8 février 2011: Rapport d'inspection préachat;
25 février 2011: Lettre des Bénéficiaires à l'Entrepreneur; lettre des Bénéficiaires à l'Administrateur;
26 février 2011: Demande de réclamation des Bénéficiaires auprès de l'Administrateur;
18 mars 2011: Avis de 15 jours de l'Administrateur à l'Entrepreneur;
13 avril 2011: Inspection de l’Administrateur;
13 juin 2011: Décision de l’Administrateur;
22 juillet 2011: Correspondance des Bénéficiaires à l'Administrateur;
1 août 2011: Réception par le CCAC de la demande d’arbitrage des Bénéficiaires datée du 28 juillet 2011;
7 septembre 2011: Réception du cahier de pièces de la part de l’Administrateur;
8 septembre 2011: Audience préliminaire par conférence téléphonique;
12 décembre 2011: Réception de la contre-expertise géotechnique de la part de l'Administrateur;
20 décembre 2011: Audience préliminaire par conférence téléphonique;
16 janvier 2012: Réception du DVD «caméra drain» des Bénéficiaires;
15 mars 2012: Audience à la salle 2.04 du Palais de justice de Laval.
Introduction:
[1] Les Bénéficiaires ont interjeté appel de la décision de l’Administrateur du 13 juin 2011 à savoir que les points numéros 1 à 3 (présence d'ocre ferreuse dans le bassin de captation, pente inversée sur le côté est du bâtiment et travaux d'asphaltage mal exécutés) «ne rencontrent pas les critères du vice majeur en ce sens qu'il n'y a pas perte de l'ouvrage»[1].
[2] Plus précisément concernant l'ocre ferreuse, l’Administrateur a affirmé que dans:
«[…] le bassin, nous n'avons constaté aucune présence de dépôts de consistance molle pouvant empêcher son bon fonctionnement»[2].

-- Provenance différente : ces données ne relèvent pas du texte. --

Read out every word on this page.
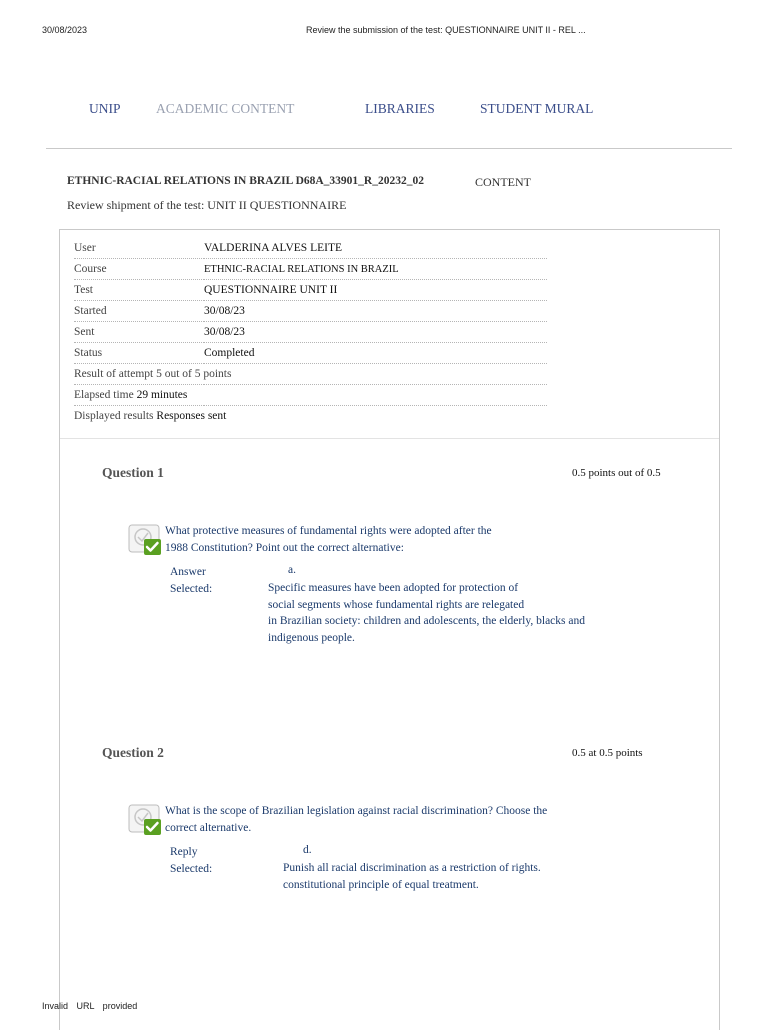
30/08/2023	Review the submission of the test: QUESTIONNAIRE UNIT II - REL ...
UNIP	ACADEMIC CONTENT	LIBRARIES	STUDENT MURAL
ETHNIC-RACIAL RELATIONS IN BRAZIL D68A_33901_R_20232_02	CONTENT
Review shipment of the test: UNIT II QUESTIONNAIRE
User	VALDERINA ALVES LEITE
Course	ETHNIC-RACIAL RELATIONS IN BRAZIL
Test	QUESTIONNAIRE UNIT II
Started	30/08/23
Sent	30/08/23
Status	Completed
Result of attempt 5 out of 5 points	
Elapsed time 29 minutes	
Displayed results Responses sent	
Question 1	0.5 points out of 0.5
What protective measures of fundamental rights were adopted after the
1988 Constitution? Point out the correct alternative:
Answer
Selected:
a.
Specific measures have been adopted for protection of
social segments whose fundamental rights are relegated
in Brazilian society: children and adolescents, the elderly, blacks and
indigenous people.
Question 2	0.5 at 0.5 points
What is the scope of Brazilian legislation against racial discrimination? Choose the
correct alternative.
Reply
Selected:
d.
Punish all racial discrimination as a restriction of rights.
constitutional principle of equal treatment.
Invalid URL provided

[3] Le tribunal a d’abord entendu le témoignage de Monsieur Gabriel Ouellette de Expertise en Bâtiments Champagne Inc. (EBC) pour les Bénéficiaires, puis celui de Monsieur André Bertholet de 140607 Canada Inc. (Construction Ro-Bert) pour l’Entrepreneur, de même que ceux de Monsieur Richard Berthiaume et de Monsieur Mohammad Hosseini, ing., pour l’Administrateur, lors de l’audience du 15 mars 2012.
[4] Il est à noter que le tribunal a alors déclaré Monsieur Hosseini comme témoin expert compte tenu que les parties n'estimaient pas nécessaire la tenue d'un voir-dire et compte tenu de ses études avancées en génie civil, de sa vaste expérience professionnelle et des reconnaissances de son expertise par différents tribunaux.

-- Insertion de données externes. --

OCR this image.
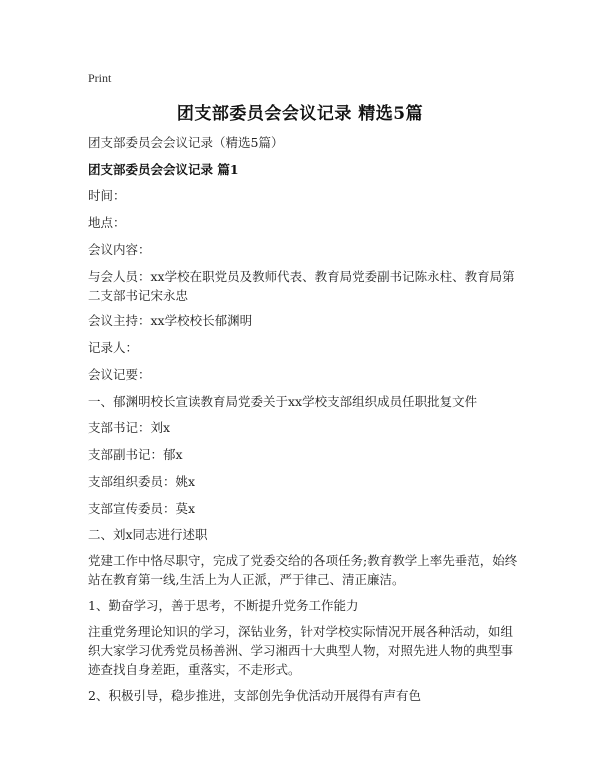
Print
团支部委员会会议记录 精选5篇
团支部委员会会议记录（精选5篇）
团支部委员会会议记录 篇1
时间：
地点：
会议内容：
与会人员：xx学校在职党员及教师代表、教育局党委副书记陈永柱、教育局第二支部书记宋永忠
会议主持：xx学校校长郁渊明
记录人：
会议记要：
一、郁渊明校长宣读教育局党委关于xx学校支部组织成员任职批复文件
支部书记：刘x
支部副书记：郁x
支部组织委员：姚x
支部宣传委员：莫x
二、刘x同志进行述职
党建工作中恪尽职守，完成了党委交给的各项任务;教育教学上率先垂范，始终站在教育第一线,生活上为人正派，严于律己、清正廉洁。
1、勤奋学习，善于思考，不断提升党务工作能力
注重党务理论知识的学习，深钻业务，针对学校实际情况开展各种活动，如组织大家学习优秀党员杨善洲、学习湘西十大典型人物，对照先进人物的典型事迹查找自身差距，重落实，不走形式。
2、积极引导，稳步推进，支部创先争优活动开展得有声有色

[5] Suite à un voir-dire, le procureur de La Garantie des bâtiments résidentiels neufs de l'APCHQ inc. s'était objecté à ce que M. Ouellette soit reconnu comme témoin expert en bâtiment ou en système de drainage. Il avait évoqué, entre autres, que M. Ouellette possédait peu d'expérience, n'était pas membre d'un ordre professionnel et n'avait jamais été reconnu comme expert par une cour de justice. Cependant après avoir entendu le témoignage de M. Ouellette, le tribunal est prêt à le déclarer comme témoin expert. Même s'il s'agissait d'une première pour M. Ouellette, ce dernier a clairement démontré qu'il possédait les compétences et les connaissances techniques adéquates pour émettre une opinion sur le litige en cause.
Juridiction:
[6] Compte tenu que les parties n'ont soulevé aucune objection préliminaire à la constitution du tribunal ou à la tenue de l'audience, le tribunal déclare que juridiction lui est acquise.
Faits:
[7] Suite à la consultation d'un rapport d'inspection préachat du condominium 402 daté du 8 février 2011 indiquant la présence possible d'ocre ferreux[3], le Syndicat de copropriété 51 Carmel a mandaté la firme d'experts Expertise en Bâtiments Champagne Inc. (EBC) pour effectuer une analyse plus approfondie. Dans son rapport du 17 février 2011, le biochimiste Michel Charest révèle que le potentiel de colmatage du drain français est élevé[4] d’où la demande de réclamation du syndicat du 26 février 2011 reçue par l'Administrateur le 2 mars 2011 (dans les 6 mois de la découverte du problème).
Question en litige:
[8] Suite à une conférence préparatoire durant laquelle le tribunal a soulevé des questions quant à l'inspection préréception et l'avis des fins de travaux de l'Entrepreneur aux Bénéficiaires[5], les parties se sont entendues sur la date du 4 juillet 2007 concernant la réception des parties communes.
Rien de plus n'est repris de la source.